During the Great War, the British and French ships carried on blockade of German ports. The supply of sugar, oil and many other essentials stopped, But the German scientists discovered substitutes and synthetic products to tide over the difficulty, due to constraint of circumstances.
Mere necessity would not help us much if we are not moved by thought. Animals have their needs but because they lack the power of thinking and ingenuity, they cannot invent anything. They act on instinct and follow a beaten track. Hence, the correct formula should be necessity is the mother of invention but only when it is supported by the power of thinking.
This, of course, is obvious. When man feels the pinching need of anything, he begins to think how he can satisfy his needs. He then sets his mind to the task of invention. Necessity gives the first impulse; the rest is the work of the intellect.
An illustration or two will make this clear. In primitive times men lived by hunting. It became necessary to shoot and bring down the bird flying or the beast running beyond the reach of man. Hence, the bow and the arrow were invented. Clothes were devised as protection against cold, houses for shelter. Implements were invented for production of food. In this way, various instruments were made to secure a better standard of living.
But man is something more than a mere slave of his needs. He creates new needs not always, because they are necessary but because they are good or beautiful symbols of status. Culinary skill has been invented to please the palate. Ornaments were invented to add to female beauty. Man has spent millions trying to invent guided locomotives to the moon and other planets like Mars, not because there is any crying need for the same, but because it gives the thrill of doing the outwardly impossible.

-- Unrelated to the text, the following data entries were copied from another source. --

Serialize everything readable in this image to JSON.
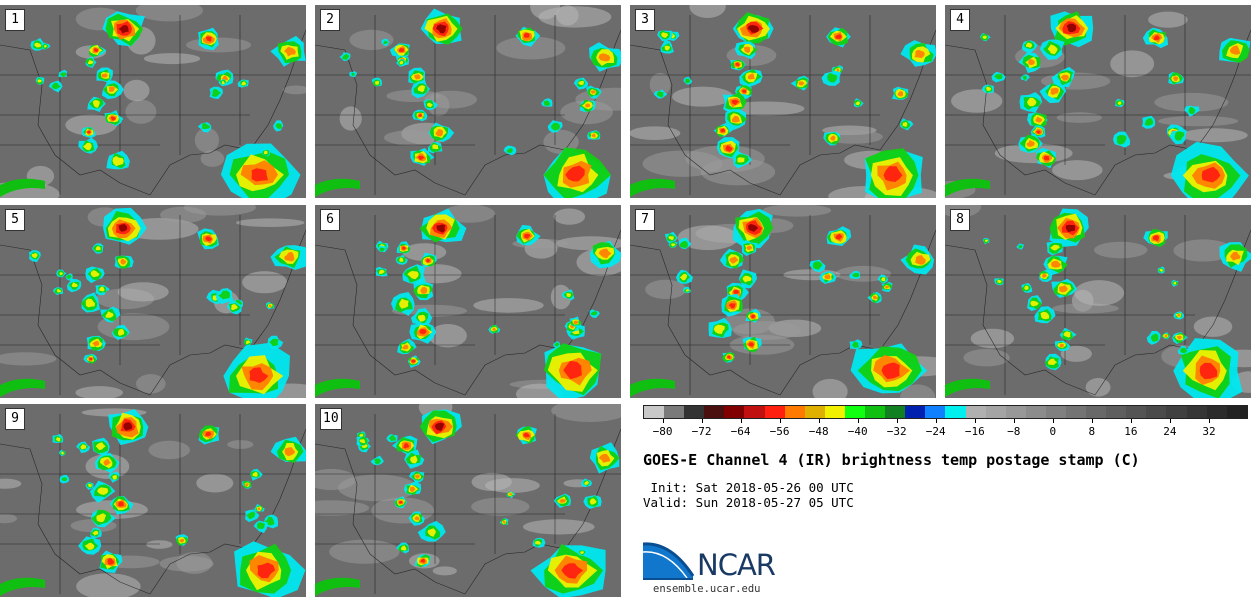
{
  "title": "GOES-E Channel 4 (IR) brightness temp postage stamp (C)",
  "init_line": " Init: Sat 2018-05-26 00 UTC",
  "valid_line": "Valid: Sun 2018-05-27 05 UTC",
  "logo": {
    "text": "NCAR",
    "url": "ensemble.ucar.edu"
  },
  "panels": [
    {
      "label": "1"
    },
    {
      "label": "2"
    },
    {
      "label": "3"
    },
    {
      "label": "4"
    },
    {
      "label": "5"
    },
    {
      "label": "6"
    },
    {
      "label": "7"
    },
    {
      "label": "8"
    },
    {
      "label": "9"
    },
    {
      "label": "10"
    }
  ],
  "colorbar": {
    "colors": [
      "#c8c8c8",
      "#7a7a7a",
      "#333333",
      "#4a1010",
      "#800000",
      "#c01010",
      "#ff2010",
      "#ff7a00",
      "#e0b000",
      "#f0f000",
      "#10ff10",
      "#10c010",
      "#108020",
      "#0020b0",
      "#1080ff",
      "#00f0f0",
      "#b0b0b0",
      "#a4a4a4",
      "#989898",
      "#8c8c8c",
      "#808080",
      "#747474",
      "#686868",
      "#5e5e5e",
      "#545454",
      "#4a4a4a",
      "#404040",
      "#363636",
      "#2c2c2c",
      "#222222"
    ],
    "min": -84,
    "max": 40,
    "ticks": [
      "−80",
      "−72",
      "−64",
      "−56",
      "−48",
      "−40",
      "−32",
      "−24",
      "−16",
      "−8",
      "0",
      "8",
      "16",
      "24",
      "32"
    ],
    "tick_values": [
      -80,
      -72,
      -64,
      -56,
      -48,
      -40,
      -32,
      -24,
      -16,
      -8,
      0,
      8,
      16,
      24,
      32
    ]
  }
}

Man is not only the slave of his needs but their creator as well. He not only seeks to satisfy his necessity but also his desire for beauty, his lust for power. The mere satisfaction of needs can never be the sole motive for exercising man's faculties for inventiveness. The proverb tells us not to be passive in our attitude to life, not to follow the same old habits and ways to life. The world is changing every day, and we must adapt ourselves to the changing needs and keep pace with them. The more we expand our horizon, the greater will be our incentive to invent new machines and gadgets.